Sequence analysis revealed that nifH expressed in the water column belong to clusters I and III. Cluster I sequences that are closely related to delta-proteobacteria have been found in the English Channel (EF470531) (Rees et al., 2009). Cluster III sequences affiliated to Desulfovibrio salexigens have been found in the western mid-Atlantic coastal waters (FJ756655) (Mulholland et al., 2012). Hence, these diazotrophs seem to be common in Atlantic coastal waters. We did not found nifH sequences belonging to cyanobacteria or γ-proteobacteria although these groups are regarded as the dominant diazotrophs in the marine environment (Capone et al., 1997; Montoya et al., 2004; Halm et al., 2012; Moisander et al., 2014) and were also detected in English Channel (Rees et al., 2009).
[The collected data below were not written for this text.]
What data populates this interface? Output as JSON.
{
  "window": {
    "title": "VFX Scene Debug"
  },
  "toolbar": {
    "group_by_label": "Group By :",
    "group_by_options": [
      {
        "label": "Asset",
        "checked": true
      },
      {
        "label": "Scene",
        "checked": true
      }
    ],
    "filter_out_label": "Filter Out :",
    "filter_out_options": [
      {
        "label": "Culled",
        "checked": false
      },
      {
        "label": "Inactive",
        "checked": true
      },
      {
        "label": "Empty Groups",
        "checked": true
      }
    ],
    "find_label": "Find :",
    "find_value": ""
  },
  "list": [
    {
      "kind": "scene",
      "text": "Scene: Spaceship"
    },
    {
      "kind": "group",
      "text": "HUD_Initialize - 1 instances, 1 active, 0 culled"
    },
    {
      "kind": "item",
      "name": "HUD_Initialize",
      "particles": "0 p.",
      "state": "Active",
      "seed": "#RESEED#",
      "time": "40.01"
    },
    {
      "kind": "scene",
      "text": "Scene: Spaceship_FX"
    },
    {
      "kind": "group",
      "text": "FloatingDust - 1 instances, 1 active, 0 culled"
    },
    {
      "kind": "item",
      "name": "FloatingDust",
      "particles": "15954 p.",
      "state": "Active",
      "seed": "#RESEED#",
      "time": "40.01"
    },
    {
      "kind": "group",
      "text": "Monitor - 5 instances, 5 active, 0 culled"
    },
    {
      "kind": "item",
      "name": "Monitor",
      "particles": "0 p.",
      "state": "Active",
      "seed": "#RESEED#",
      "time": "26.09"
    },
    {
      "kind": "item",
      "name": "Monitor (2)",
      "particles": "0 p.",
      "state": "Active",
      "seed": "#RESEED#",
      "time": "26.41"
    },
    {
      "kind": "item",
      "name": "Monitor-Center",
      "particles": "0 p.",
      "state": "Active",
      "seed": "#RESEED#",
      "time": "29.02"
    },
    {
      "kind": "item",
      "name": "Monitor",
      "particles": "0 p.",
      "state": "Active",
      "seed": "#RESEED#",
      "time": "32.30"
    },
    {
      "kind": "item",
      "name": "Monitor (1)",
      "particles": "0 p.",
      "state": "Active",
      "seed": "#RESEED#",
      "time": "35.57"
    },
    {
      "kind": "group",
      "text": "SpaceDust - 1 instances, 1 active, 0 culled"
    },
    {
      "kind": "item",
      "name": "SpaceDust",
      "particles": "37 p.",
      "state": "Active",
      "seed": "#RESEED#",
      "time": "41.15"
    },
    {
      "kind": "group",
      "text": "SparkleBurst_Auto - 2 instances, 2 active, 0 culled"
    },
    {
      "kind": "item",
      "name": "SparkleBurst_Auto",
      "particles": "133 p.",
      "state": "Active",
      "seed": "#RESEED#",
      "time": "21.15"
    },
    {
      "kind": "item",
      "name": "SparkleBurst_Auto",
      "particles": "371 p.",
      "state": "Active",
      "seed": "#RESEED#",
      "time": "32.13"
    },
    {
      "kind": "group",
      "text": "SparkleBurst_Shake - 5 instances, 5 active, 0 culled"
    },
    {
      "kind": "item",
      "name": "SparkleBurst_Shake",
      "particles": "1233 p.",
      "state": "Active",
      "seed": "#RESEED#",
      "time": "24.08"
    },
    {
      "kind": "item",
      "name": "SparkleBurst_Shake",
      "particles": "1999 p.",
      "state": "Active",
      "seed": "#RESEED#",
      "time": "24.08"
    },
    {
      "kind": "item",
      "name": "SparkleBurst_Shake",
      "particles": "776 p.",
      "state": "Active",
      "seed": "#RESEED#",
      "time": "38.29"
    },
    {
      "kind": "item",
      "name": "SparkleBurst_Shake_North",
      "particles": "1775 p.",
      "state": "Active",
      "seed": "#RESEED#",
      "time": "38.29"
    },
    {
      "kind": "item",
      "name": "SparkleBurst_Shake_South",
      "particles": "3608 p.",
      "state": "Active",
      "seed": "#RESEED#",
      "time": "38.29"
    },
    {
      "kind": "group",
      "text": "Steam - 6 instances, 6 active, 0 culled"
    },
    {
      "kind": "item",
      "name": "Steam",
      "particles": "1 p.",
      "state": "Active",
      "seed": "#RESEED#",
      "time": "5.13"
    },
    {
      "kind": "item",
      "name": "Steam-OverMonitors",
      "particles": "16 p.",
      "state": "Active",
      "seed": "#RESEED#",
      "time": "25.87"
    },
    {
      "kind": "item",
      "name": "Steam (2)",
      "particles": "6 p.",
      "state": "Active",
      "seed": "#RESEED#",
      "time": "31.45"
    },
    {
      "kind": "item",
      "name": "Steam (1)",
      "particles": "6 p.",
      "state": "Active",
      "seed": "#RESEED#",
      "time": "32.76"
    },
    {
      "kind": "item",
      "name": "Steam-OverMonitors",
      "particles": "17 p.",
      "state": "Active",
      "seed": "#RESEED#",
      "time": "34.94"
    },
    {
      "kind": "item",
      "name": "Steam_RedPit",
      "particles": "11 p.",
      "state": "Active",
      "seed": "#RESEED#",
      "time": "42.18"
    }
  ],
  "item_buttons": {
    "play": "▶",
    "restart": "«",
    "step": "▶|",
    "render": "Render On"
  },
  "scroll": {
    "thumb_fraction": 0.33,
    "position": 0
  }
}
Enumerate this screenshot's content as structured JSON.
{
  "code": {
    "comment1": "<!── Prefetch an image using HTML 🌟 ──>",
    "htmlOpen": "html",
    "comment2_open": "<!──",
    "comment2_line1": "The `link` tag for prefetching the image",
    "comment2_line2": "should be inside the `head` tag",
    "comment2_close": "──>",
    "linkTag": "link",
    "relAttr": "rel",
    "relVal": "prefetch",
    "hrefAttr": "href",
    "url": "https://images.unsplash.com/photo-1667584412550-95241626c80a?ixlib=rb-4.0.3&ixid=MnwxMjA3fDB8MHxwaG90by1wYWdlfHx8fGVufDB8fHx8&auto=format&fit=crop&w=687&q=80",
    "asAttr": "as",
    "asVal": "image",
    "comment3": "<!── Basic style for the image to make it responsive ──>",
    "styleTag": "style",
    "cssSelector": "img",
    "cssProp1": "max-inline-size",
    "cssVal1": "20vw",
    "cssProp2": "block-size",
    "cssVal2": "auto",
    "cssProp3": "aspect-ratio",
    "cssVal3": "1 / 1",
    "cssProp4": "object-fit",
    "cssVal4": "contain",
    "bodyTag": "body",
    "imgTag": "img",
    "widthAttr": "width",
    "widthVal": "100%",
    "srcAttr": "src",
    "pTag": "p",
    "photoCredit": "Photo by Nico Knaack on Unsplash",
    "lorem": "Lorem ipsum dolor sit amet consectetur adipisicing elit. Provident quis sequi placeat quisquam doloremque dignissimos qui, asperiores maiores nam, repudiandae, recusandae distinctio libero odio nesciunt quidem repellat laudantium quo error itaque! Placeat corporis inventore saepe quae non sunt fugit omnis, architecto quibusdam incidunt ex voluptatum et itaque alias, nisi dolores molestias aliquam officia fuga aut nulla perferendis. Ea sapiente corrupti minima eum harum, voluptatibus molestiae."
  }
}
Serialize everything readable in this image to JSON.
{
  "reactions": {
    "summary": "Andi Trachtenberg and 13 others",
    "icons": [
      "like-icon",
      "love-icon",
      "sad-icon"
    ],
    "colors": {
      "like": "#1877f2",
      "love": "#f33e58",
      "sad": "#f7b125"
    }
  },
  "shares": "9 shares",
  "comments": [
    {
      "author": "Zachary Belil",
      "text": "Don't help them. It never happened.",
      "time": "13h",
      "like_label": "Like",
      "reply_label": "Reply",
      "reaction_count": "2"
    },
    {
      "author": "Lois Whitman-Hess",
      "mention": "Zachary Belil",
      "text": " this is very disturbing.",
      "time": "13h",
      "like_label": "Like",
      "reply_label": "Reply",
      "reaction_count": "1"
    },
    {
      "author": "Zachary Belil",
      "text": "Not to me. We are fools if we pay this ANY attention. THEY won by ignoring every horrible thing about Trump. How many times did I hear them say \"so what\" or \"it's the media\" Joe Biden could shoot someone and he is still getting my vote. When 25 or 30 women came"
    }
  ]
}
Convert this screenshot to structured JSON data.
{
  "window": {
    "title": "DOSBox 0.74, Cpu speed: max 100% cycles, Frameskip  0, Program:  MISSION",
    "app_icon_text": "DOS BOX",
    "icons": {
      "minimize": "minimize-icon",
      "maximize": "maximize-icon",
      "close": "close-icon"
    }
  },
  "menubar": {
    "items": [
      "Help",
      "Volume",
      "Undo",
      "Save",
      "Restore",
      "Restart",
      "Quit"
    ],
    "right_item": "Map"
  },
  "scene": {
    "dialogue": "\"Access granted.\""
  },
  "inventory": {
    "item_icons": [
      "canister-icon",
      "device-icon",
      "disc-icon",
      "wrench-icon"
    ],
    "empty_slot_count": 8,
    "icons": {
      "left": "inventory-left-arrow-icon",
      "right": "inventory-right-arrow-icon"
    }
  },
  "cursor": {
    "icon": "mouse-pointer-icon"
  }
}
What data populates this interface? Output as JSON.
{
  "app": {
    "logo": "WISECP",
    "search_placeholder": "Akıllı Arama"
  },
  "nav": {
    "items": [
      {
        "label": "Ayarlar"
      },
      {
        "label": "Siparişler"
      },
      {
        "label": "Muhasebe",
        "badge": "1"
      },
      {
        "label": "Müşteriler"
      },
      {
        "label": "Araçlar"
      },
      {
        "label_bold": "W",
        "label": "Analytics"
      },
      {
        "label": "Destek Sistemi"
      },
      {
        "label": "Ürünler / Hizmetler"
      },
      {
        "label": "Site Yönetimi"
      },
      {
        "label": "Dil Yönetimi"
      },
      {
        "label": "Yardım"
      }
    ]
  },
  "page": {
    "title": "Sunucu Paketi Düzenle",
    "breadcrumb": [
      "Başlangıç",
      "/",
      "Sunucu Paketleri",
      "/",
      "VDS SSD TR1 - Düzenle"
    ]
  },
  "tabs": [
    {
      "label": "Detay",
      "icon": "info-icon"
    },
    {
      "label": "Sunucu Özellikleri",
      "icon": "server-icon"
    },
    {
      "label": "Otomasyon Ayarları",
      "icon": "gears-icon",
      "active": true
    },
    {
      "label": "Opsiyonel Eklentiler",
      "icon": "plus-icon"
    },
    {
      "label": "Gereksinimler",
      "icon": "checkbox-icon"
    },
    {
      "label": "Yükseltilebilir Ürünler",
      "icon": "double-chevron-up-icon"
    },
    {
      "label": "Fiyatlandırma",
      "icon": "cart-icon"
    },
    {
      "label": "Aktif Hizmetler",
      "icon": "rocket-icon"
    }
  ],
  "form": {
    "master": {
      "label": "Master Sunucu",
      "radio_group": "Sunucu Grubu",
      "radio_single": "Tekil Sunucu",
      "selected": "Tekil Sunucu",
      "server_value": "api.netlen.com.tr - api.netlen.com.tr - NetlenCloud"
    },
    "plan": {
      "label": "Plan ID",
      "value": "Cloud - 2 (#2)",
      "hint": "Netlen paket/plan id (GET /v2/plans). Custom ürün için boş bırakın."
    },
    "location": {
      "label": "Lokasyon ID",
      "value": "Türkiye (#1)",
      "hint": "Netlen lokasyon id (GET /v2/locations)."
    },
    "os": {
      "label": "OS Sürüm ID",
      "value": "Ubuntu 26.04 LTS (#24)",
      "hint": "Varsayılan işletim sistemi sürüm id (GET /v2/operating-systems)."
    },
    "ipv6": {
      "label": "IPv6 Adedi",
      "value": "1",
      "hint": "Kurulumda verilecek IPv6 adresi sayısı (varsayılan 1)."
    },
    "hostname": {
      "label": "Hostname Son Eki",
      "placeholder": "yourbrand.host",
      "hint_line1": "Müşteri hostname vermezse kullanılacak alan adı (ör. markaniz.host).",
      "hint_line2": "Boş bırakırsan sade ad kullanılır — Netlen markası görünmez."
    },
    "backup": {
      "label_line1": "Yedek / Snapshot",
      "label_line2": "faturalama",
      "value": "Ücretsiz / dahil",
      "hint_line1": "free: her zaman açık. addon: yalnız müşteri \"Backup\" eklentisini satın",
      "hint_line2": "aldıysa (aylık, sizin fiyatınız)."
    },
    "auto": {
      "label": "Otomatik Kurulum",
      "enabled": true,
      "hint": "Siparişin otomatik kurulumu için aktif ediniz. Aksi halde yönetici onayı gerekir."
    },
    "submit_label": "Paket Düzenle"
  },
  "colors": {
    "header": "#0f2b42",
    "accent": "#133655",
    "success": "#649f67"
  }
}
The absence of these groups would explain the low rates of N2 fixation rates measured in our study compared to those recorded in the western English Channel. The fact that the nifH sequences retrieved in oxygenated surface water hints to the presence of anaerobic groups requires an explanation. Given that some of the retrieved nifH phylotypes have also been reported from coastal microbial mats (Severin et al., 2010), we speculate that benthic microorganisms might have been brought into suspension. But we cannot exclude the possibility that anaerobic diazotrophs thrive in anoxic microniches such as in aggregates (Ploug, 2001), or that the sequences belong to other aerobic organisms.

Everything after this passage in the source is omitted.